Son mari n'était plus qu'un simple article défini. Je savais d'ores et déjà que quelque chose n'allait plus chez Andréa, mais je ne comprenais pas vraiment quel était le point de départ de sa psychose. Était-ce l'infidélité de son mari que j'avais perçue ? La solitude ? Ou l'œuvre de quelque chose de plus abstrait ? Andréa semblait pourtant si... gentille dans les premières pages. Je sentis que Dex était mal à l'aise pourtant il continua :

« 22 décembre 2017. J'ai essayé de le détruire, Sans succès. Les lumières clignotent, les portes claquent, les verres se brisent. Tout cela était pour moi. Et lorsque j'ai voulu le toucher, j'ai reçu une décharge. Mes doigts sont couverts de cloques. C'est une preuve. Je ne peux pas continuer ainsi, je ne peux plus... »

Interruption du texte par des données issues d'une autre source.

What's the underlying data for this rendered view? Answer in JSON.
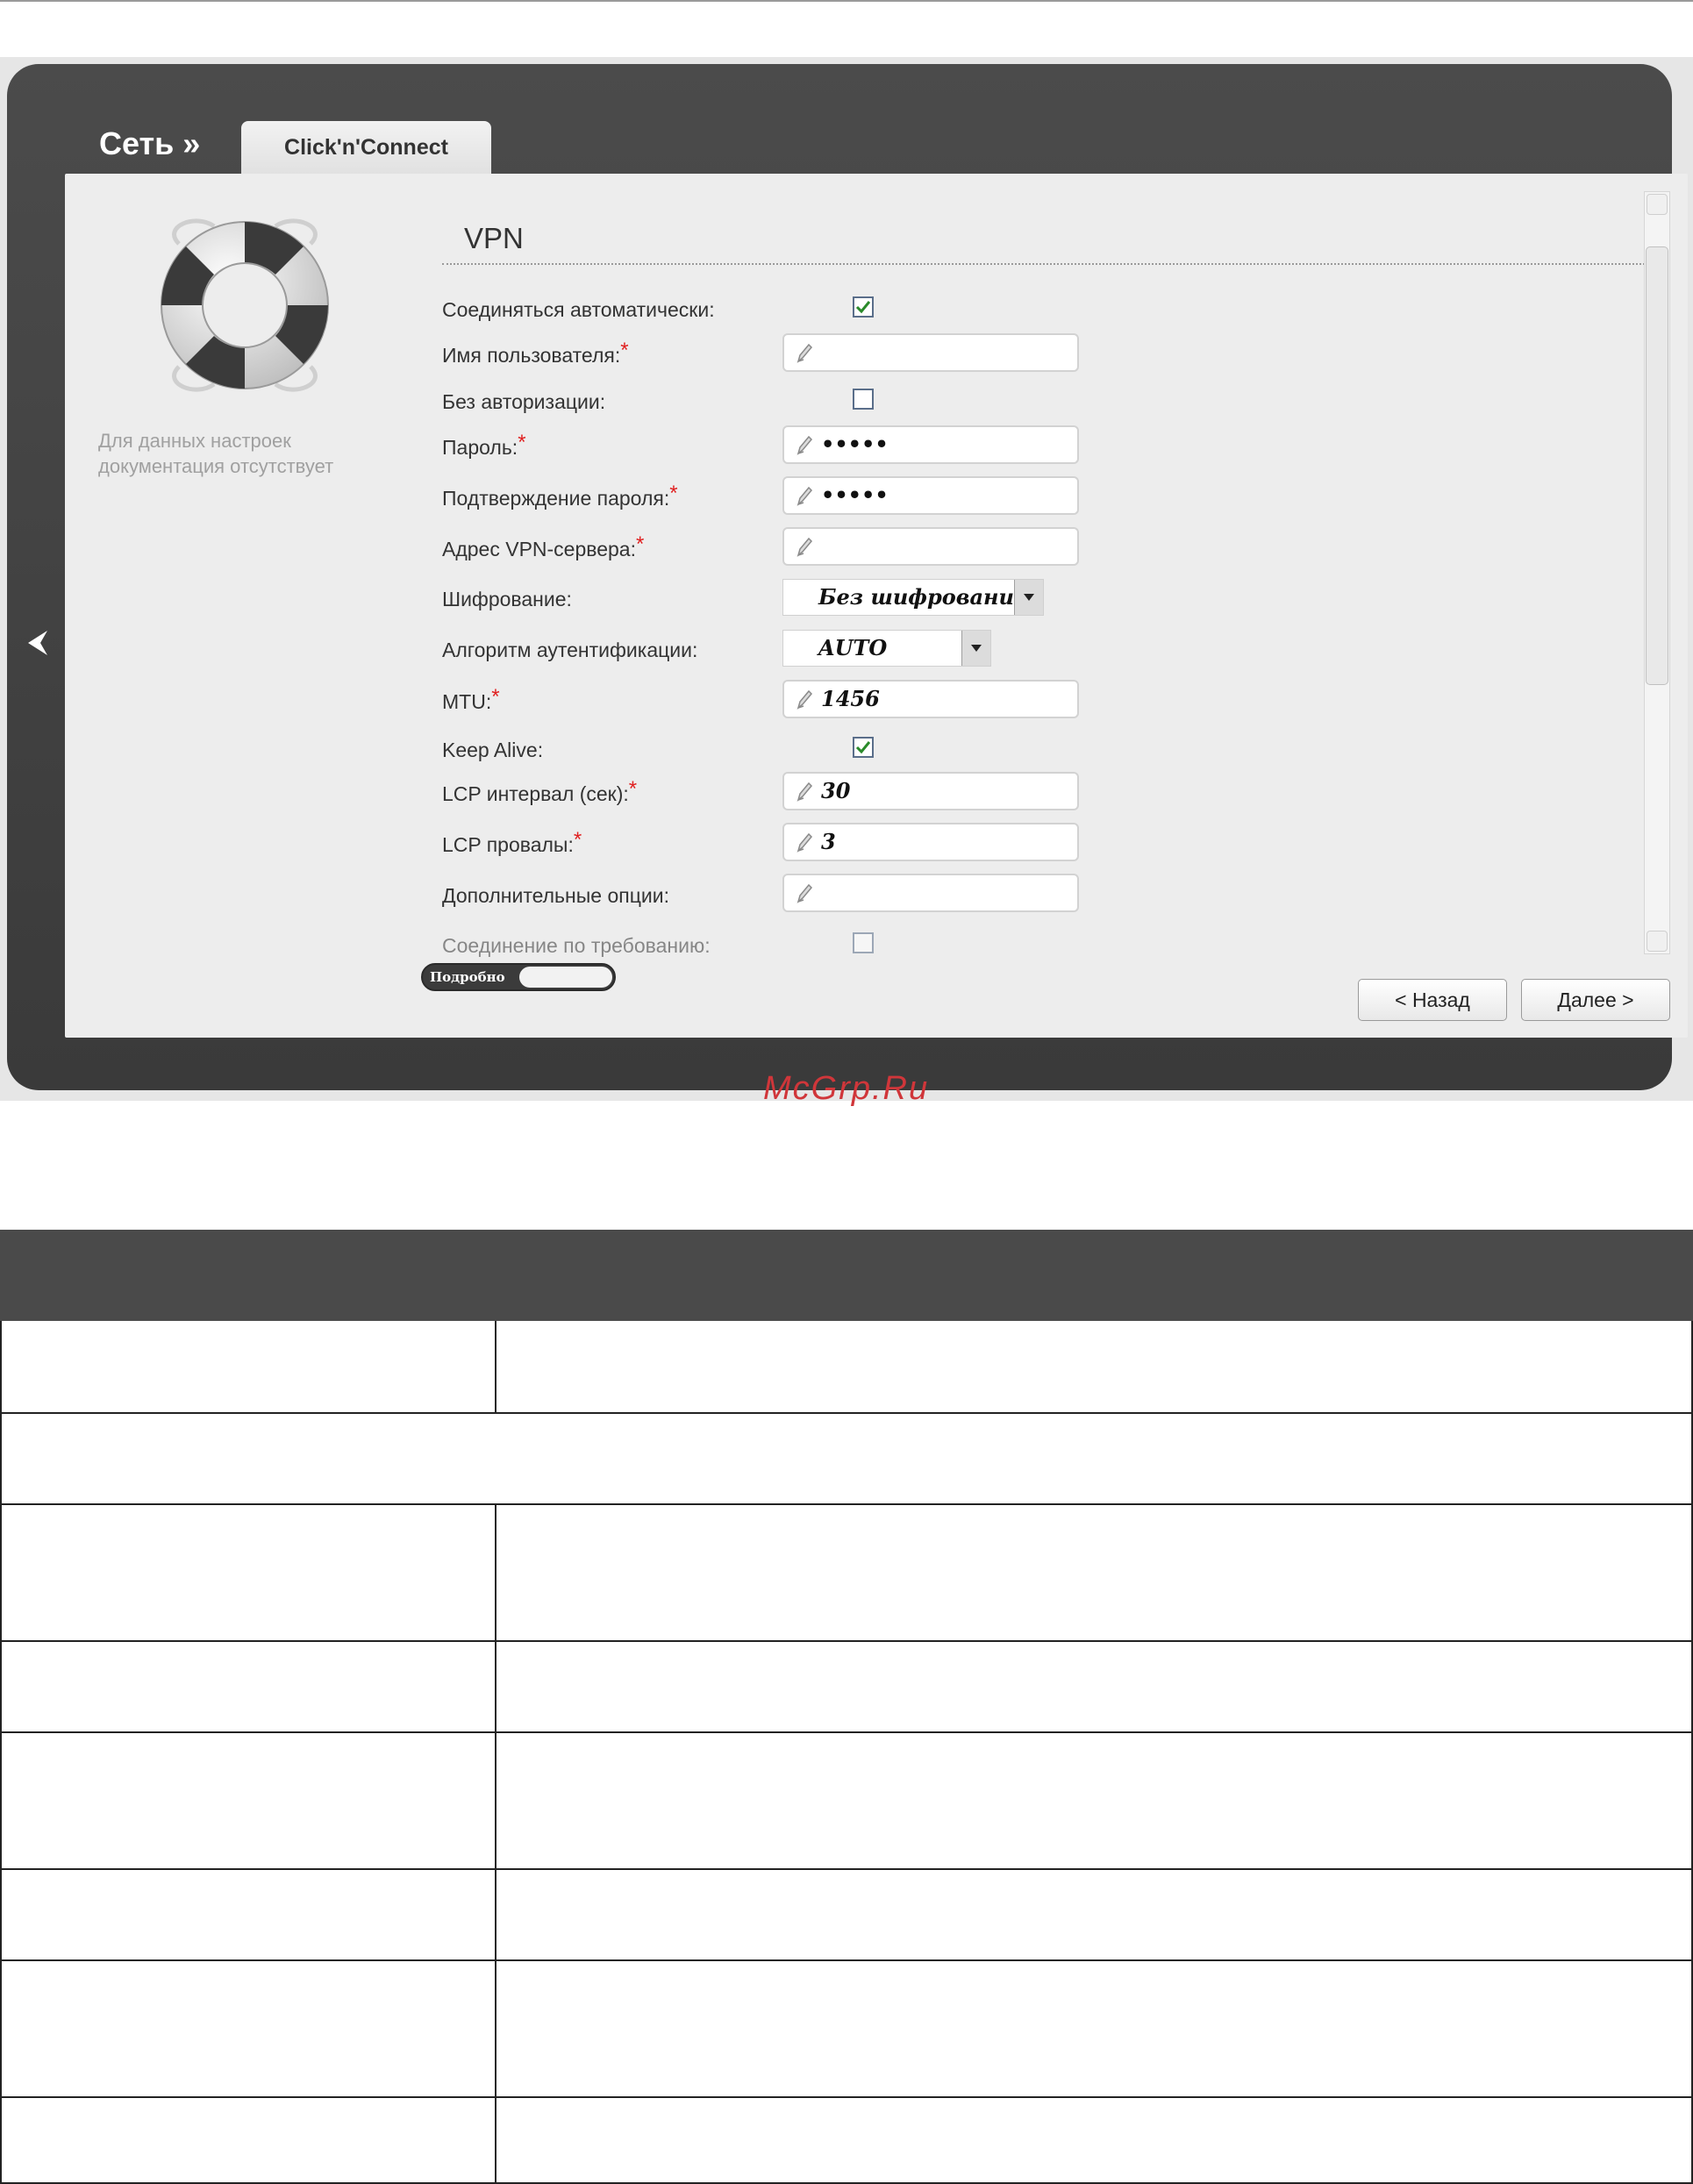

Je déglutis avec difficulté. On dirait un cauchemar.

« 24 décembre 2017. C'est la meilleure solution, pour moi, pour lui surtout, pour qu'il ouvre les yeux sur ce que lui et ce qu'il a aimé plus que moi m'ont fait. Prends garde à toi. Ne t'attache pas au matériel, aussi banal soit-il, plus qu'à l'humain. Tu le regretteras amèrement. Comme moi... »

Les pages suivantes étaient couvertes de gribouillis illisibles. Peut-être des mots étaient cachés derrière, mais Dex ne put les déchiffrer. Et ce jusqu'à la fin du carnet.

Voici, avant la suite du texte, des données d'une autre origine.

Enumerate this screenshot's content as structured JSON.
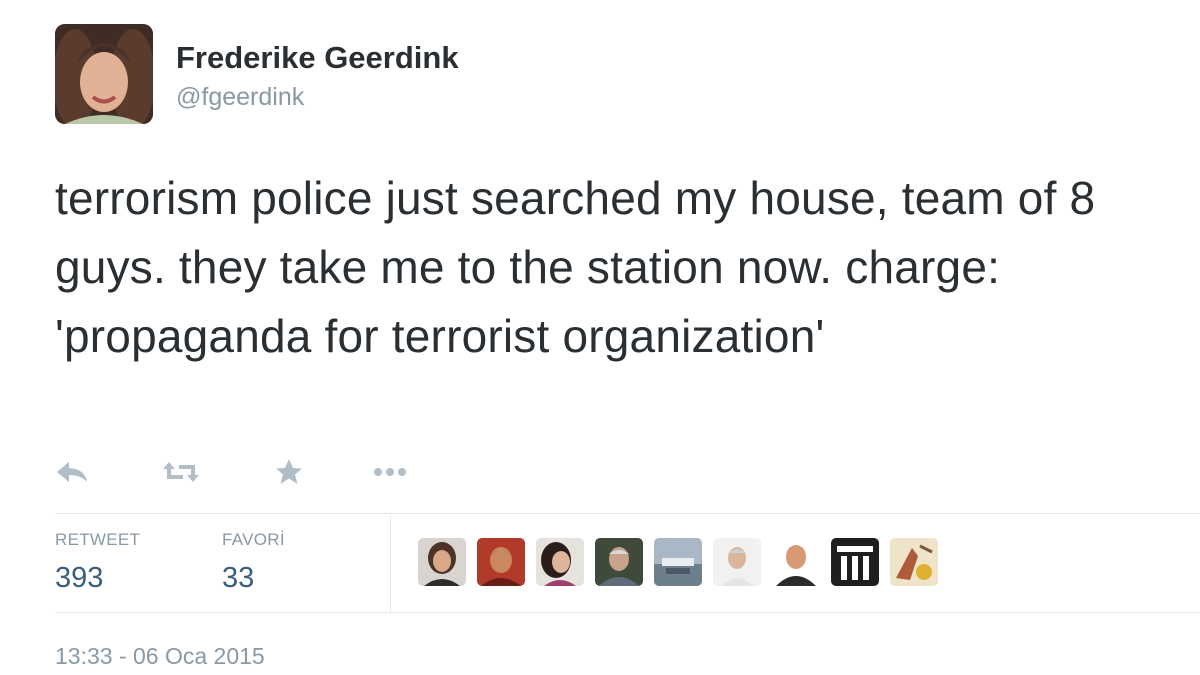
{
  "user": {
    "display_name": "Frederike Geerdink",
    "handle": "@fgeerdink"
  },
  "tweet": {
    "text": "terrorism police just searched my house, team of 8 guys. they take me to the station now. charge: 'propaganda for terrorist organization'"
  },
  "actions": [
    {
      "name": "reply-icon"
    },
    {
      "name": "retweet-icon"
    },
    {
      "name": "favorite-star-icon"
    },
    {
      "name": "more-dots-icon"
    }
  ],
  "stats": {
    "retweet_label": "RETWEET",
    "retweet_count": "393",
    "favorite_label": "FAVORİ",
    "favorite_count": "33"
  },
  "favoriters_count_shown": 9,
  "timestamp": "13:33 - 06 Oca 2015",
  "colors": {
    "text": "#292f33",
    "muted": "#8899a6",
    "count": "#3b5d7f",
    "divider": "#e1e8ed"
  }
}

Un silence pesant s'installa entre nous. Je serrai ma poitrine à travers mon pull-over ; elle me faisait mal. Je regardai les autres. Dex avait rejeté le livre un peu plus loin sur le lit et il était pâle comme un linge. Sa sœur n'était pas mieux. Emilie par contre était stoïque, ne laissant aucune émotion transparaître. Je n'eus pas le temps de m'attarder sur elle.

- Je n'ai pas bien compris... Vous pensez qu'elle s'est... commença Kelly.

Elle ne put terminer sa phrase. La réponse me paraissait malgré tout évidente. Andréa Hoüser avait perdu l'esprit et n'était pas juste « morte », comme l'avait laissé entendre Mamie. Elle s'était probablement suicidée. Cette éventualité trouvait un triste écho dans les événements survenus quelques heures plus tôt.

- C'est horrible... murmura-t-elle, d'une voix chevrotante.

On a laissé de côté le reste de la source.